No quería ver a ninguno de esos dos ahora mismo.
Tan pronto como Trey salió por la puerta, Melissa y Callie me atacaron.
—Liz, ¿por qué no me dijiste que Kevin era algo sacado directamente de una película de fantasía?
—susurró a gritos Callie.
Le sonreí a Kevin.
—Al fin les contaste.
Él me devolvió la sonrisa y se masajeó el brazo.
—Callie se asustó y me lanzó una piedra —hizo una mueca.
—¿Estás bien?
—pregunté, acercándome rápidamente para examinar su brazo, pero él solo sonrió.
Ni siquiera había un moretón.
—En mi defensa, pensé que estabas bromeando —gritó Callie—.
Estaba protegiendo a Mel.
—No me uses como excusa —se rio Melissa.
—Ignora los detalles menores —sonrió Callie mientras se volvía hacia mí.
Melissa sacudió la cabeza, todavía bastante incrédula—.
Quién hubiera pensado que nos ocultabas algo así.
Kevin se encogió de hombros.
—Solo estaba esperando el momento adecuado para decírselos.
—Están tomando esta información mejor de lo que yo lo hice.
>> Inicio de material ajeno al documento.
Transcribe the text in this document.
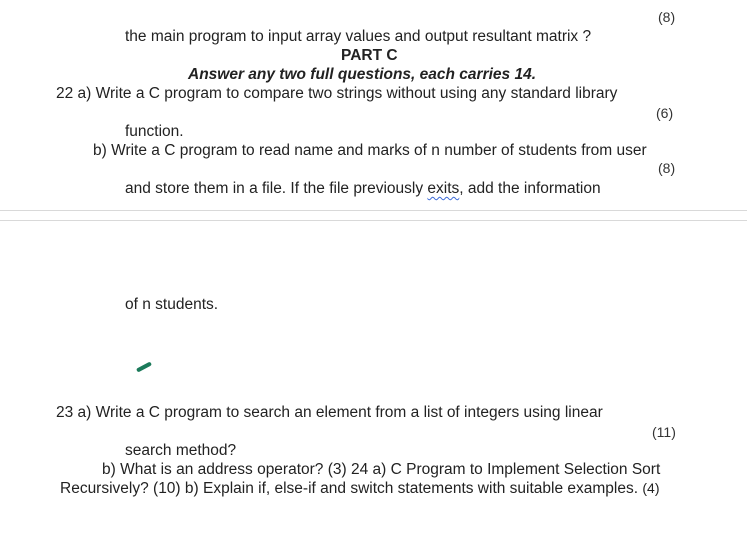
(8)
the main program to input array values and output resultant matrix ?
PART C
Answer any two full questions, each carries 14.
22 a) Write a C program to compare two strings without using any standard library
(6)
function.
b) Write a C program to read name and marks of n number of students from user
(8)
and store them in a file. If the file previously exits, add the information
of n students.
23 a) Write a C program to search an element from a list of integers using linear
(11)
search method?
b) What is an address operator? (3) 24 a) C Program to Implement Selection Sort
Recursively? (10) b) Explain if, else-if and switch statements with suitable examples. (4)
—Bueno, tuvieron tiempo suficiente para asustarse antes de que volviéramos.
Recuerden, no pueden contarle a Demetri y Trey ni a nadie más sobre esto, ¿de acuerdo?
—les recordó—.
¿También les contaste sobre Ashton?
—pregunté.
—Sí, pero todavía no saben sobre todo el asunto de las almas gemelas.
Eso te toca explicarlo a ti —sonrió y salió corriendo de la cocina antes de que pudiera atraparlo.
—No puedo creer que Ashton sea un príncipe —suspiró Melissa—.
Es difícil de creer.
Pensaba que el Príncipe Ashton se suponía que estaba fuera del reino.
—Para que conste, eso es lo que piensa todo el mundo en el reino también.
Kevin realmente les contó todo.
Estuvieron fuera mucho tiempo.
—Estoy en shock —suspiró Callie, robando una rodaja de piña.
La miré con severidad, pero la dejé salirse con la suya.
Trey regresó mientras trasladábamos la comida a la mesa del comedor—.
No puedo encontrar a Ashton, pero Demetri está de camino.
—Gracias, cariño —dijo Melissa, dándole un beso en la mejilla.
—¡Qué tiernos!
—exclamó Callie.
Enganchó su brazo con el de Demetri cuando este entró—.
Vamos al jacuzzi después de esto.
Demetri asintió y luego me sonrió.
Lo ignoré y di un mordisco furioso a mi panqueque.
—¿Dónde está Ashton?
—preguntó Callie después de que Kevin entrara solo y se sentara a comer.
—No tiene hambre ahora mismo —dijo—.
Él…
salió a correr.
Juro que vi una sonrisa burlona en los labios de Demetri, pero la ignoré.
No iba a dejar que arruinara el resto de mi día.
Tenía que encontrar una manera de decirle a Callie sin destrozarle el corazón y esperaba que eso fuera posible.
Melissa y Callie recogieron los platos mientras Kevin me apartaba de los demás.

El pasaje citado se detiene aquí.